TNI AL menenggelamkan sejumlah kapal asing di perairan Kepri, Rabu (20/5).
Foto: Puspen TNI
TNI AL menenggelamkan sejumlah kapal asing di perairan Kepri, Rabu (20/5).

REPUBLIKA.CO.ID, JAKARTA -- Kebijakan Menteri Perikanan dan Kelautan Susi Pudjiastuti yang menggandeng Mabes TNI AL untuk penenggelaman kapal nelayan asing dinilai kurang tepat. Pasalnya, TNI AL berfungsi sebagai penjaga kedaulatan dan pertahanan NKRI. Sebagai unsur kombatan, TNI AL tidak selayaknya menjadi eksekutor dalam penenggelaman kapal ikan.

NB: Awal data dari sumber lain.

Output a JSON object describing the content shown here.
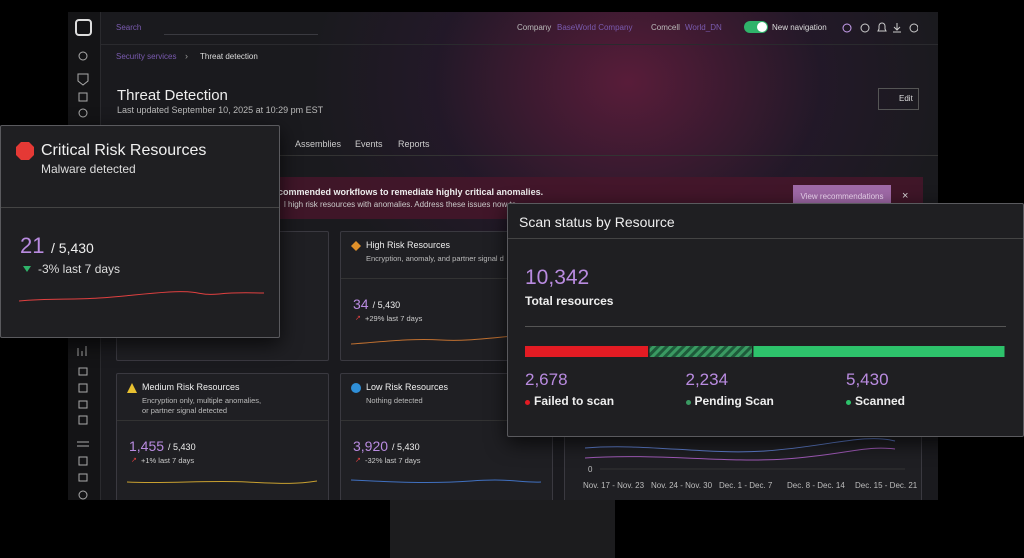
{
  "topbar": {
    "search": "Search",
    "company_label": "Company",
    "company": "BaseWorld Company",
    "env_label": "Comcell",
    "env": "World_DN",
    "toggle": "New navigation"
  },
  "breadcrumb": [
    "Security services",
    "Threat detection"
  ],
  "header": {
    "title": "Threat Detection",
    "updated": "Last updated September 10, 2025 at 10:29 pm EST",
    "edit": "Edit"
  },
  "tabs": [
    "Assemblies",
    "Events",
    "Reports"
  ],
  "banner": {
    "title": "commended workflows to remediate highly critical anomalies.",
    "text": "l high risk resources with anomalies. Address these issues now to",
    "action": "View recommendations"
  },
  "cards": [
    {
      "title": "High Risk Resources",
      "subtitle": [
        "Encryption, anomaly, and partner signal d"
      ],
      "value": "34",
      "total": "/ 5,430",
      "change": "+29% last 7 days"
    },
    {
      "title": "Medium Risk Resources",
      "subtitle": [
        "Encryption only, multiple anomalies,",
        "or partner signal detected"
      ],
      "value": "1,455",
      "total": "/ 5,430",
      "change": "+1% last 7 days"
    },
    {
      "title": "Low Risk Resources",
      "subtitle": [
        "Nothing detected"
      ],
      "value": "3,920",
      "total": "/ 5,430",
      "change": "-32% last 7 days"
    }
  ],
  "trend_chart": {
    "y_label": "0",
    "x_labels": [
      "Nov. 17 - Nov. 23",
      "Nov. 24 - Nov. 30",
      "Dec. 1 - Dec. 7",
      "Dec. 8 - Dec. 14",
      "Dec. 15 - Dec. 21"
    ]
  },
  "critical_card": {
    "title": "Critical Risk Resources",
    "subtitle": "Malware detected",
    "value": "21",
    "total": "/ 5,430",
    "change": "-3% last 7 days"
  },
  "scan_status": {
    "title": "Scan status by Resource",
    "total": "10,342",
    "total_label": "Total resources",
    "segments": [
      {
        "value": 2678,
        "label": "2,678",
        "name": "Failed to scan"
      },
      {
        "value": 2234,
        "label": "2,234",
        "name": "Pending Scan"
      },
      {
        "value": 5430,
        "label": "5,430",
        "name": "Scanned"
      }
    ]
  }
}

"Kami diejek AL negara tetangga, beraninya sama kapal nelayan. Ini menurunkan kredibilitas AL sendiri," kata Kepala Staf Komando Armada Indonesia Kawasan Barat (Koarmabar) Laksamana Pertama Amarulla Octavian dalam diskusi tentang maritim Indonesia yang dihelat Institut Keamanan dan Keselamatan Maritim Indonesia (IK2MI) di Jakarta, Rabu (27/5). Hadir sebagai pemateri lainnya adalah Ketua IK2MI (Purn) Laksamana Madya Didik Heru Purnomo dan Koordinator Front Nelayan Bersatu, Bambang Wicaksana.

Octavian mengakui, bukan menjadi tugas bagi TNI AL dalam penenggelaman kapal nelayan. Kalau pun pemerintah mau menenggelamkan kapal asing yang mencuri ikan di Indonesia, ia menyarankan agar hal itu dilakukan Kementerian KKP atau Badan Keamanan Laut (Bakamla), yang bertugas menegakkan hukum di laut.

Karena mendapat perintah dari presiden sebagai pemimpin tertinggi, ungkap dia, TNI AL siap melaksanakan perintah untuk terlibat penenggelaman kapal. "Kami setuju untuk melepaskan fungsi penegakam hukum di laut. Kami bisa serahkan ke Bakamla, kalau sudah berfungsi sebagai coast guard. AL tak perlu menangkap dan menenggelamkan kapal kategori perikanan," kata alumnus Akademi Angkatan Laut 1988 tersebut.

Selain itu, Octavian juga menyinggung tentang permasalahan Laut Cina Selatan yang diklaim pemerintah Cina. Padahal, langkah Cina itu bisa membuat sebagian Laut Natuna yang masuk Republik Indonesia menjadi bagian wilayah Cina. Dia pun mempertanyakan argumen pemerintah Cina yang mengklaim Laut Cina Selatan berdasarkan pelayaran armada Cheng Ho.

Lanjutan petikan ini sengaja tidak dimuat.